Aspiration Methods and What They Yield

Several surgical techniques exist for retrieving sperm, and the choice depends on why sperm isn’t present in the ejaculate.

  • PESA (percutaneous epididymal sperm aspiration): A needle is inserted through the skin into the epididymis. It’s the least invasive option and works well for obstructive azoospermia, where sperm is being produced but can’t get out due to a blockage. When performed by an experienced clinician, sperm numbers can be comparable to MESA.
  • MESA (microsurgical epididymal sperm aspiration): A small surgical incision allows direct visualization of the epididymal tubules under a microscope. It typically yields the highest sperm numbers and produces better embryo development outcomes in ICSI cycles compared to testicular methods.
  • TESA (testicular sperm aspiration): A needle extracts tissue and sperm directly from the testicle. Used for both obstructive and some non-obstructive cases. Sperm retrieved this way is the least mature.
  • Micro-TESE (microsurgical testicular sperm extraction): An open surgical procedure using a microscope to locate pockets of sperm production within the testicle. Reserved for non-obstructive azoospermia, where the testicle produces very little sperm. Embryo quality tends to be lower with this method compared to epididymal retrieval.

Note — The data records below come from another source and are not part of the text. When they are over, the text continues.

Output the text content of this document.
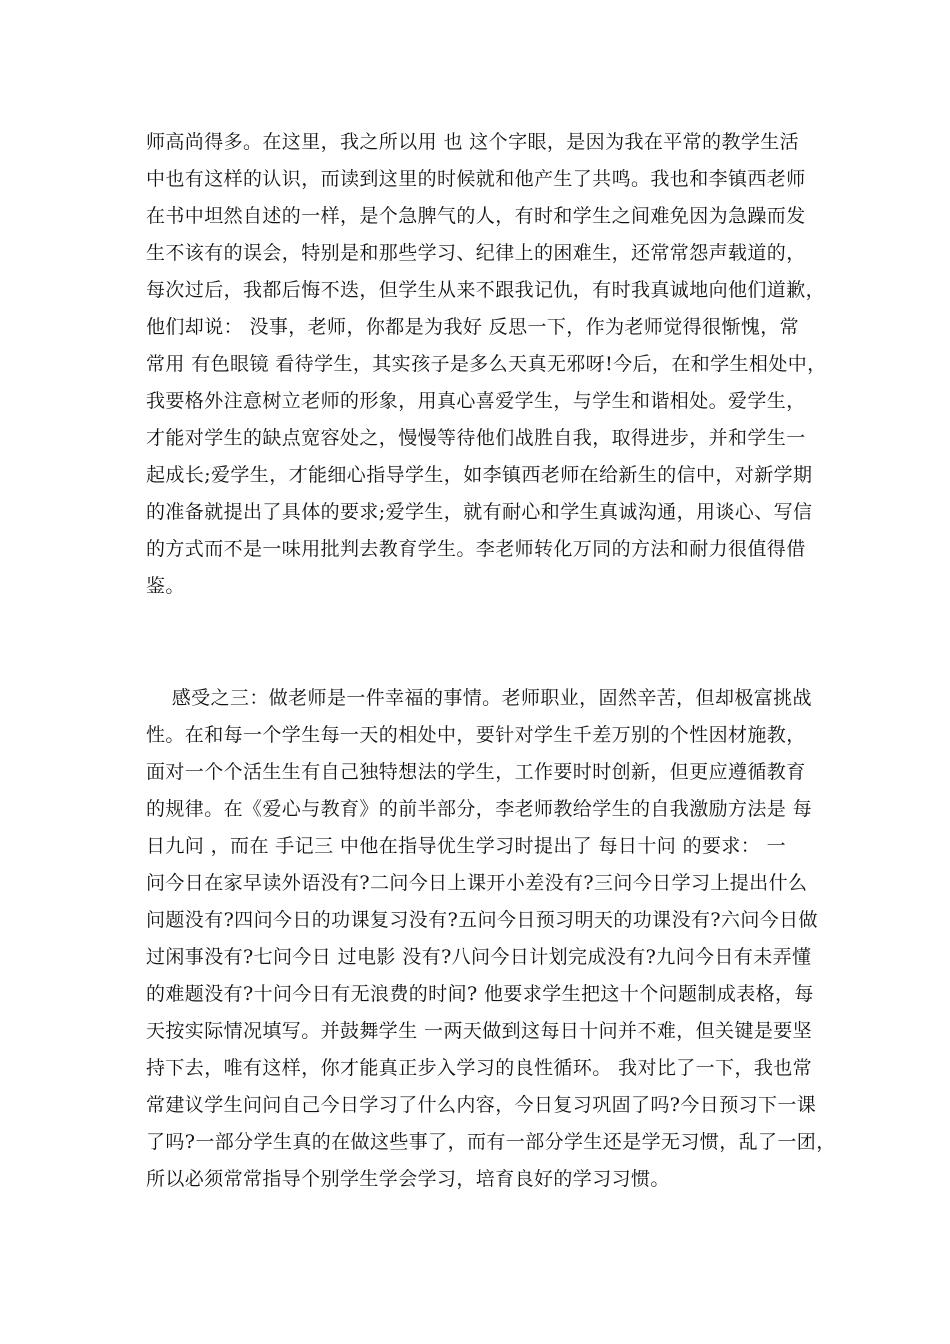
师高尚得多。在这里，我之所以用 也 这个字眼，是因为我在平常的教学生活
中也有这样的认识，而读到这里的时候就和他产生了共鸣。我也和李镇西老师
在书中坦然自述的一样，是个急脾气的人，有时和学生之间难免因为急躁而发
生不该有的误会，特别是和那些学习、纪律上的困难生，还常常怨声载道的，
每次过后，我都后悔不迭，但学生从来不跟我记仇，有时我真诚地向他们道歉，
他们却说： 没事，老师，你都是为我好 反思一下，作为老师觉得很惭愧，常
常用 有色眼镜 看待学生，其实孩子是多么天真无邪呀!今后，在和学生相处中，
我要格外注意树立老师的形象，用真心喜爱学生，与学生和谐相处。爱学生，
才能对学生的缺点宽容处之，慢慢等待他们战胜自我，取得进步，并和学生一
起成长;爱学生，才能细心指导学生，如李镇西老师在给新生的信中，对新学期
的准备就提出了具体的要求;爱学生，就有耐心和学生真诚沟通，用谈心、写信
的方式而不是一味用批判去教育学生。李老师转化万同的方法和耐力很值得借
鉴。
感受之三：做老师是一件幸福的事情。老师职业，固然辛苦，但却极富挑战
性。在和每一个学生每一天的相处中，要针对学生千差万别的个性因材施教，
面对一个个活生生有自己独特想法的学生，工作要时时创新，但更应遵循教育
的规律。在《爱心与教育》的前半部分，李老师教给学生的自我激励方法是 每
日九问 ，而在 手记三 中他在指导优生学习时提出了 每日十问 的要求： 一
问今日在家早读外语没有?二问今日上课开小差没有?三问今日学习上提出什么
问题没有?四问今日的功课复习没有?五问今日预习明天的功课没有?六问今日做
过闲事没有?七问今日 过电影 没有?八问今日计划完成没有?九问今日有未弄懂
的难题没有?十问今日有无浪费的时间? 他要求学生把这十个问题制成表格，每
天按实际情况填写。并鼓舞学生 一两天做到这每日十问并不难，但关键是要坚
持下去，唯有这样，你才能真正步入学习的良性循环。 我对比了一下，我也常
常建议学生问问自己今日学习了什么内容，今日复习巩固了吗?今日预习下一课
了吗?一部分学生真的在做这些事了，而有一部分学生还是学无习惯，乱了一团，
所以必须常常指导个别学生学会学习，培育良好的学习习惯。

A retrospective study comparing these methods in ICSI cycles found that MESA produced more fertilized eggs and more embryos per cycle than either TESA or micro-TESE. Good-quality embryos on day 3 and day 5 were lowest in the micro-TESE group. All of these methods, though, are designed to feed into ICSI, not IUI.

The Cost Factor

Part of the reason people search for this question is cost. IVF with ICSI is substantially more expensive than IUI, and if aspirated sperm could work with IUI, it would save thousands of dollars. But the economics shift when you account for the near-zero success rate.

IUI cycles are cheaper per attempt, but the cost per successful pregnancy can actually exceed IVF when the starting sperm quality is poor. Even with ejaculated sperm below the 5 million motile threshold, IUI is considered not cost-effective. With aspirated sperm, where motility is far worse, you’d be paying for cycles with essentially no chance of working.

The aspiration procedure itself adds cost on top of whichever fertility treatment follows. Percutaneous approaches like PESA and TESA run roughly $1,000 to $1,700, while microsurgical epididymal aspiration can reach $3,000 or more. These costs are the same whether the sperm goes toward IUI or ICSI, so the aspiration expense isn’t what drives the decision. It’s the fertilization method that follows.

When IUI Might Seem Like an Option

In rare cases where epididymal aspiration recovers an unusually high number of motile sperm, a clinic might theoretically consider IUI. Some MESA procedures in men with obstructive azoospermia can yield millions of sperm, a fraction of which may show progressive motility after processing. But even in these best-case scenarios, the motility quality is unreliable compared to ejaculated sperm, and clinics overwhelmingly default to ICSI because the success rates are dramatically higher.

If you’re facing a situation where sperm aspiration is necessary, the realistic path is IVF with ICSI. Surplus aspirated sperm can often be frozen for future cycles, reducing the need for repeat surgical procedures. Some couples bank multiple vials in a single retrieval session to cover several IVF attempts.